Anticipating trouble

There are two ways to look at Les Miles's tenure as the head football coach at LSU. One is to resign yourself to the idea that one day we'll all look back on this and laugh. The other is to just start laughing now. It's been about 2 years since I decided on the latter, and I haven't regretted a moment of it.  
Tuesday, reporter Kaylee Hartung got to ride to work with Tigers’ coach Les Miles. The two talked about Miles’ daily routine — like what he eats for breakfast (Raisin Bran and fruit) — and this weekend’s matchup against the Crimson Tide. But the two biggest takeaways from the experience were 1) Les Miles doesn’t wear a seat belt, and 2) Les Miles runs red lights.

However, when Hartung confronts Miles about running the light, he denies it, saying he stopped, then anticipated the change.
The downside to this is college football is pretty unforgiving of sustained imperfection.  One or two years with 2 losses or more in a row and you may have consigned your program to a decade or more of irrelevance.  Which is why it's possible to argue that tonight's game... despite the double digit point spread... is a career defining must-win for Les Miles. 

If LSU pulls off an upset of the currently most hated team in America, they've imbued a 2 loss season with national significance. They will have burnished their reputation for general mayhem and kept pace with A&M as a relevant perennial challenger to Alabama in the SEC.   On the other hand, if they lose this one, then suddenly all the talk is about how it's been 2 years since Les Miles' career peak just moments before his perfect team was smushed by Bama in the Superdome last January. Two years is a long time to go as a second tier team with a recruiting class watching you. 

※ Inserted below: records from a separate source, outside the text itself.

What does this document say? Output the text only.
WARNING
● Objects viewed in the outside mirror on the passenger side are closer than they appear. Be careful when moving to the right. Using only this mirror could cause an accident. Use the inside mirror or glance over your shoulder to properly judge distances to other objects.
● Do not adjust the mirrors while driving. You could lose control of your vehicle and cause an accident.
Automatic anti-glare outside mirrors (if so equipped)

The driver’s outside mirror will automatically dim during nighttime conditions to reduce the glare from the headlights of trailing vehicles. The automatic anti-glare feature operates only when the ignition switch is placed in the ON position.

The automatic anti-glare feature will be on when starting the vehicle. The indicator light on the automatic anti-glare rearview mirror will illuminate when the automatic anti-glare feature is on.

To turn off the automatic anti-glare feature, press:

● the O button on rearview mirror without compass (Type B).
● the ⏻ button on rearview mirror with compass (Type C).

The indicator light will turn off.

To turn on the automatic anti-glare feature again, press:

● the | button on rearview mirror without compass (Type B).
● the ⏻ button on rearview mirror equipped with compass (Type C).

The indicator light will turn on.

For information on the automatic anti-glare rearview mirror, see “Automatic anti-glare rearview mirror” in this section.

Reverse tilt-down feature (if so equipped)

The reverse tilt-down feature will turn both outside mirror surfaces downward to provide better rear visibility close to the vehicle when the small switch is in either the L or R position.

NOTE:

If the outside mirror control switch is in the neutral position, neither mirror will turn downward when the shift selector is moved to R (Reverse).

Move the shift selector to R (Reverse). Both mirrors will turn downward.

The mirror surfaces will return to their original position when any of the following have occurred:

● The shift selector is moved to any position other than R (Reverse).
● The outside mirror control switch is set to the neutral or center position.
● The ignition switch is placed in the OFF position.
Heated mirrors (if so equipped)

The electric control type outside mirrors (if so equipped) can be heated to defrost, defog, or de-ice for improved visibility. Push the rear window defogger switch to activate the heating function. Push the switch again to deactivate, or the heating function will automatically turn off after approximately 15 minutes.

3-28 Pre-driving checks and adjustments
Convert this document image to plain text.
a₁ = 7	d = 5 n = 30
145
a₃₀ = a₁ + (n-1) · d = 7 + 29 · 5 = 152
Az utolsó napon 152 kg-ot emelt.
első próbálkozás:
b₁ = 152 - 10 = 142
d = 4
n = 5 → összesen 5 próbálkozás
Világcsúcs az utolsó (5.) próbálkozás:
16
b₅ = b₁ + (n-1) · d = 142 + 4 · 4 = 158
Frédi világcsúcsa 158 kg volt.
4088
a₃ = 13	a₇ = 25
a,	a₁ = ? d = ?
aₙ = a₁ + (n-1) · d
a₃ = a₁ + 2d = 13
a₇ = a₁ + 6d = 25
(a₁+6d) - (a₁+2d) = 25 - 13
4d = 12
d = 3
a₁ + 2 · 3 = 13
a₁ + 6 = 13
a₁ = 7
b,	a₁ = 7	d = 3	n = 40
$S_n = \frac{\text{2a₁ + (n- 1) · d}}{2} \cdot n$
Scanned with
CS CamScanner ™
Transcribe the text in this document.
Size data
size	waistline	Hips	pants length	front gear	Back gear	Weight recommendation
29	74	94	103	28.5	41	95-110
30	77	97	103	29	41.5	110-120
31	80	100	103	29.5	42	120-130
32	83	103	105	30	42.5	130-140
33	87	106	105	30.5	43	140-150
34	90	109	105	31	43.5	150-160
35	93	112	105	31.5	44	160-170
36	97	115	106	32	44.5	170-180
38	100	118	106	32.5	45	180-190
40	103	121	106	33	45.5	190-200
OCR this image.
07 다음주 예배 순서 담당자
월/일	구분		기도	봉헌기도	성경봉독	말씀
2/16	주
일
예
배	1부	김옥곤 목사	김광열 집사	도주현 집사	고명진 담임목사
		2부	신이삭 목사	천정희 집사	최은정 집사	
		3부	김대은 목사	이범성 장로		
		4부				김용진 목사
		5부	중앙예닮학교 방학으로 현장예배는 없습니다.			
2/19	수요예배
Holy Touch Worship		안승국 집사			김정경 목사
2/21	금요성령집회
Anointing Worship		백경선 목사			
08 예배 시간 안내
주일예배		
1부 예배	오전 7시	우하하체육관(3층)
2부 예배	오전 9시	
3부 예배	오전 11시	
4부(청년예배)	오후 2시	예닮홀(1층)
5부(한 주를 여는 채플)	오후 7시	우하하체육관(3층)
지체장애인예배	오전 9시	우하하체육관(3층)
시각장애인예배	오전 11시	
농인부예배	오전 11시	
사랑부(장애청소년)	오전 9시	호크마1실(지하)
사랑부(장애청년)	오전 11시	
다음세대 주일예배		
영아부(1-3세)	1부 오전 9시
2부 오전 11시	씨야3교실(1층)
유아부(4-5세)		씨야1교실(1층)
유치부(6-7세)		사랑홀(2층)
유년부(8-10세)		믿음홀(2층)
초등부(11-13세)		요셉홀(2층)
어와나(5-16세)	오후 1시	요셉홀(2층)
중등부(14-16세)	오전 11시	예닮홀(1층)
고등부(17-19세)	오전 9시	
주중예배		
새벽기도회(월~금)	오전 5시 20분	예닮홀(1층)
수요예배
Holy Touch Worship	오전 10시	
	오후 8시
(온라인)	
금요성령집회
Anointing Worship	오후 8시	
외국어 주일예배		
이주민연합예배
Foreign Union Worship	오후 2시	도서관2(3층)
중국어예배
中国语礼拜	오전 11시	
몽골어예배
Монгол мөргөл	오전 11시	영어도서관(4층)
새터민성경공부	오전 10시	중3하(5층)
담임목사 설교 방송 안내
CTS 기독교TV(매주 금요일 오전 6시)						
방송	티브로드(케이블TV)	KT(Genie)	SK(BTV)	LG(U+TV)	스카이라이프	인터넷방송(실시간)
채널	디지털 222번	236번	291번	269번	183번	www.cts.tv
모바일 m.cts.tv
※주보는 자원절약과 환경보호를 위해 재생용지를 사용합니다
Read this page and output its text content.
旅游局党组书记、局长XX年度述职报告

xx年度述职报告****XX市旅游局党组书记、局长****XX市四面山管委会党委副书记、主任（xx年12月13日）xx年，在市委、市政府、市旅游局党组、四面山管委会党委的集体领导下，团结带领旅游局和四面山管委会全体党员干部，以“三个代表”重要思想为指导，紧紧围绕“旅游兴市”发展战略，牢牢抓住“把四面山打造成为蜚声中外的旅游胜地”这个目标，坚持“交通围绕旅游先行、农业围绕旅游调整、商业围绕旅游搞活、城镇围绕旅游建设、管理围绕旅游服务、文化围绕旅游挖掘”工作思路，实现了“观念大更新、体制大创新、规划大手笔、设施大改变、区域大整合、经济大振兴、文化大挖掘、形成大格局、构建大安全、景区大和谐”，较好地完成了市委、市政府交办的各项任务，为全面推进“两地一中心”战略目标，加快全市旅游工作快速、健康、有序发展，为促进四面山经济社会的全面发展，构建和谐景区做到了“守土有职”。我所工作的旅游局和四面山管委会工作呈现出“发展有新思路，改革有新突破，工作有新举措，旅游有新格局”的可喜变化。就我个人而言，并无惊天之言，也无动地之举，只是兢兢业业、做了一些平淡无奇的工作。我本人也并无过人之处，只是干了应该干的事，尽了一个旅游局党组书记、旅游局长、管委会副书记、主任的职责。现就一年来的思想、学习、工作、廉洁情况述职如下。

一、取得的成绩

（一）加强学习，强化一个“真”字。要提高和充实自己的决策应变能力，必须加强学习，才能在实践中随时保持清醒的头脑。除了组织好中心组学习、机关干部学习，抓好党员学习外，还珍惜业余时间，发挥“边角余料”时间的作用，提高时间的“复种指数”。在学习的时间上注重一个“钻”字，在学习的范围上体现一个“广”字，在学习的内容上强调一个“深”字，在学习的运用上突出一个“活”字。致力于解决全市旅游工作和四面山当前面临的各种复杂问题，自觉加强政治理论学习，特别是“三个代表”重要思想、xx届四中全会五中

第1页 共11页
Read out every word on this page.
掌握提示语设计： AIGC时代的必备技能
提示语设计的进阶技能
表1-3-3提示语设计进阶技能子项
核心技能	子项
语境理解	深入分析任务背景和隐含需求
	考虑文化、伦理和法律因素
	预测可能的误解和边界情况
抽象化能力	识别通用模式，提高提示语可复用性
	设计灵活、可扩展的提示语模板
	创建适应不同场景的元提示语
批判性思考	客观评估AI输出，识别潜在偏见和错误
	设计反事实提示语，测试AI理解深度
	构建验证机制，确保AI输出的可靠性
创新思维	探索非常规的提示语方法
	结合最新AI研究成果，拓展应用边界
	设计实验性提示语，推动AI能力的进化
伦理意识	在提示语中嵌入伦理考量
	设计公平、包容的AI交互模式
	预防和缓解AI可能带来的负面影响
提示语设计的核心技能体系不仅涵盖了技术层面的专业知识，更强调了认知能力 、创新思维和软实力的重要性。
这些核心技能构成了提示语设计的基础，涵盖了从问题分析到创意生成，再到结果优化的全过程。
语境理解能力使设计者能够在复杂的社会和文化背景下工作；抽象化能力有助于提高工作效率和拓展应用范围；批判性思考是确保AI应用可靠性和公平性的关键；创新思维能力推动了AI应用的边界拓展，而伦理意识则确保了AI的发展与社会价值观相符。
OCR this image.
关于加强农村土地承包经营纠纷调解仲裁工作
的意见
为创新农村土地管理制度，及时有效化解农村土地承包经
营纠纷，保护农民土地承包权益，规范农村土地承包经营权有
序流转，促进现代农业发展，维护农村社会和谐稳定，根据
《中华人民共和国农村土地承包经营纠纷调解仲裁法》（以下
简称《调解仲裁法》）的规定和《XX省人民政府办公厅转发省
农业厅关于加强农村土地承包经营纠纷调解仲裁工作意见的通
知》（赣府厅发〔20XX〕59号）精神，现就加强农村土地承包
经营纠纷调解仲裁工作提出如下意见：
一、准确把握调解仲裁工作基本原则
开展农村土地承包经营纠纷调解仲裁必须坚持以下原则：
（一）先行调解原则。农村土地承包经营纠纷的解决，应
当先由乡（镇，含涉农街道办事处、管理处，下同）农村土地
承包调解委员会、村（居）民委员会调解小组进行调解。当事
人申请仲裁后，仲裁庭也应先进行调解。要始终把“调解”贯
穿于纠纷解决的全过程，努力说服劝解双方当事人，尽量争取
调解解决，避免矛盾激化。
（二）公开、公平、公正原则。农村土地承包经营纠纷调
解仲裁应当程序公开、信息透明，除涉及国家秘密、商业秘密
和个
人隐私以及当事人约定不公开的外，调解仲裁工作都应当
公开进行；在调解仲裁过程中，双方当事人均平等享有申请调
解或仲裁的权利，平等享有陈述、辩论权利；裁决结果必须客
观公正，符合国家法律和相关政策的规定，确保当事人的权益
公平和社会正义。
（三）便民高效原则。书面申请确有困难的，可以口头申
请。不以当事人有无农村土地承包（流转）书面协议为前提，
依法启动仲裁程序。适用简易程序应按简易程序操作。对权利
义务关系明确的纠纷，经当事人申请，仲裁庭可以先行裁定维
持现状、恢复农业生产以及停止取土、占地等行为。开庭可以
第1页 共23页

That may sound harsh but that's how college football works.  And it's why LSU fans can at least console themselves with Miles' goofiness.  If you think they're hard on him as it is, try and imagine any other mediocre coach in this situation without his personality to keep the sharks half at bay.

1 comment:

Nolaresident said...

Well, LSU didn't pull off the win. If LSU doesn't lose the remaining games I think Les is okay. After all, what coach can say they've beat Saban this year?